My mum had applied for a visa for humanitarian reasons and had been denied, so she decided to investigate applying as a health worker. She applied for several jobs as a physiotherapist and had a successful interview with a brilliant employer just 30 minutes out of Christchurch. But one morning, I woke up to a call from her. The visa had been denied, again.

In that moment I felt so alone and abandoned, and almost resentful towards God. I remember crying out to Him that morning, ‘Please!’

That weekend I went to church, and the message was on ‘Hope.’ It was so tough to hear our pastor remind us that genuine hope was not optimism for circumstances to change, and that He doesn’t promise that circumstances will change. I thought that God must be saying, ‘No.’

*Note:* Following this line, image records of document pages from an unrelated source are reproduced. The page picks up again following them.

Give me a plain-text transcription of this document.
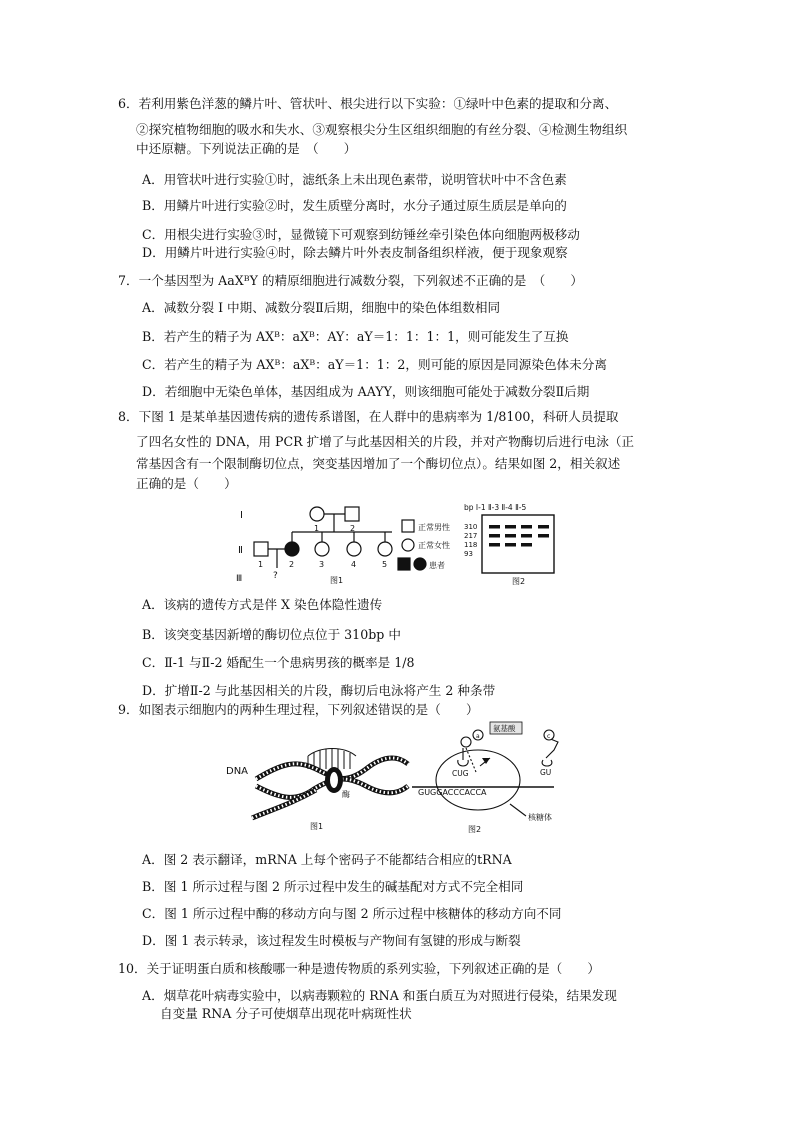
6．若利用紫色洋葱的鳞片叶、管状叶、根尖进行以下实验：①绿叶中色素的提取和分离、
②探究植物细胞的吸水和失水、③观察根尖分生区组织细胞的有丝分裂、④检测生物组织
中还原糖。下列说法正确的是　（　　）
A．用管状叶进行实验①时，滤纸条上未出现色素带，说明管状叶中不含色素
B．用鳞片叶进行实验②时，发生质壁分离时，水分子通过原生质层是单向的
C．用根尖进行实验③时，显微镜下可观察到纺锤丝牵引染色体向细胞两极移动
D．用鳞片叶进行实验④时，除去鳞片叶外表皮制备组织样液，便于现象观察
7．一个基因型为 AaXᴮY 的精原细胞进行减数分裂，下列叙述不正确的是　（　　）
A．减数分裂 I 中期、减数分裂Ⅱ后期，细胞中的染色体组数相同
B．若产生的精子为 AXᴮ：aXᴮ：AY：aY＝1：1：1：1，则可能发生了互换
C．若产生的精子为 AXᴮ：aXᴮ：aY＝1：1：2，则可能的原因是同源染色体未分离
D．若细胞中无染色单体，基因组成为 AAYY，则该细胞可能处于减数分裂Ⅱ后期
8．下图 1 是某单基因遗传病的遗传系谱图，在人群中的患病率为 1/8100，科研人员提取
了四名女性的 DNA，用 PCR 扩增了与此基因相关的片段，并对产物酶切后进行电泳（正
常基因含有一个限制酶切位点，突变基因增加了一个酶切位点）。结果如图 2，相关叙述
正确的是（　　）
Ⅰ
Ⅱ
Ⅲ
1	2
1	2	3	4	5
?	图1
正常男性
正常女性
患者
bp Ⅰ-1 Ⅱ-3 Ⅱ-4 Ⅱ-5
310
217
118
93
图2
A．该病的遗传方式是伴 X 染色体隐性遗传
B．该突变基因新增的酶切位点位于 310bp 中
C．Ⅱ-1 与Ⅱ-2 婚配生一个患病男孩的概率是 1/8
D．扩增Ⅱ-2 与此基因相关的片段，酶切后电泳将产生 2 种条带
9．如图表示细胞内的两种生理过程，下列叙述错误的是（　　）
DNA
酶
图1
氨基酸
a	c
CUG	GU
GUGGACCCACCA
核糖体
图2
A．图 2 表示翻译，mRNA 上每个密码子不能都结合相应的tRNA
B．图 1 所示过程与图 2 所示过程中发生的碱基配对方式不完全相同
C．图 1 所示过程中酶的移动方向与图 2 所示过程中核糖体的移动方向不同
D．图 1 表示转录，该过程发生时模板与产物间有氢键的形成与断裂
10．关于证明蛋白质和核酸哪一种是遗传物质的系列实验，下列叙述正确的是（　　）
A．烟草花叶病毒实验中，以病毒颗粒的 RNA 和蛋白质互为对照进行侵染，结果发现
自变量 RNA 分子可使烟草出现花叶病斑性状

I stopped praying to God about it for a few days, until I chatted with a friend. I shared how I felt after the sermon on Sunday, and I remember her saying, ‘He might not promise to change our circumstances, but that doesn’t mean He doesn’t care.’


Oh. Of course! It sounds silly to say it, but it had completely slipped my mind that God might still care. In receiving a potential ‘No’ to my prayers, I had interpreted that as a cold, strict, hard rejection from a faraway judge, rather than from a close Father who might actually care. I began to pray again and asked trusted friends to join me. 

There were still a lot of administrative hoops to jump through, and I felt so uncertain many times as the wedding edged closer. But then, one Friday two weeks later, out of the blue, I got the news that Mum’s visa had been approved – all in a single day! She was coming!

I think God was teaching me a lot during that time. I learned that I cannot place my hope in circumstances, otherwise I will continually be disappointed. Instead, I am to place my hope in Jesus, who will never disappoint. And, regardless of the outcome, He really does care for our circumstances! In the Bible, we see Jesus heal the lame and weep for friends. Even in the Old Testament, God is described as ‘full of compassion’ (Psalm 116:5, NIV).


I don’t expect that God will say ‘Yes’ to all of my prayer requests, but I have seen that He can. I have learnt to be faithful in prayer, even when it looks as good as done, and to entrust things completely to Him and His timing. 


PROMPT: Read 1 Peter 5:7. It can be easy to forget that our heavenly Father cares, especially when we don’t see the answers to our prayers at the time we want them. Write down the worries, cares, and desires of your heart that are burdening you right now. Ask Him for what you need. He loves it when we do! Then surrender these to the Father, with a declaration of faith in His love for You, ‘Whatever happens, I know You care.’

PRAYER: Father, You are sovereign and powerful. You are able to do anything. I don’t always understand Your ways, or Your timing. I don’t know what Your answers to my prayers are going to be. But what I do know is that You care, because You say so. I’m sorry for the times I have doubted Your love for me because of my circumstances. Today, I choose to live by faith in who You are. I know You are loving. I know You are good. I know that You care. Thank you that You are close, not far away, and that you invite me to give my desires, cares, and worries to You.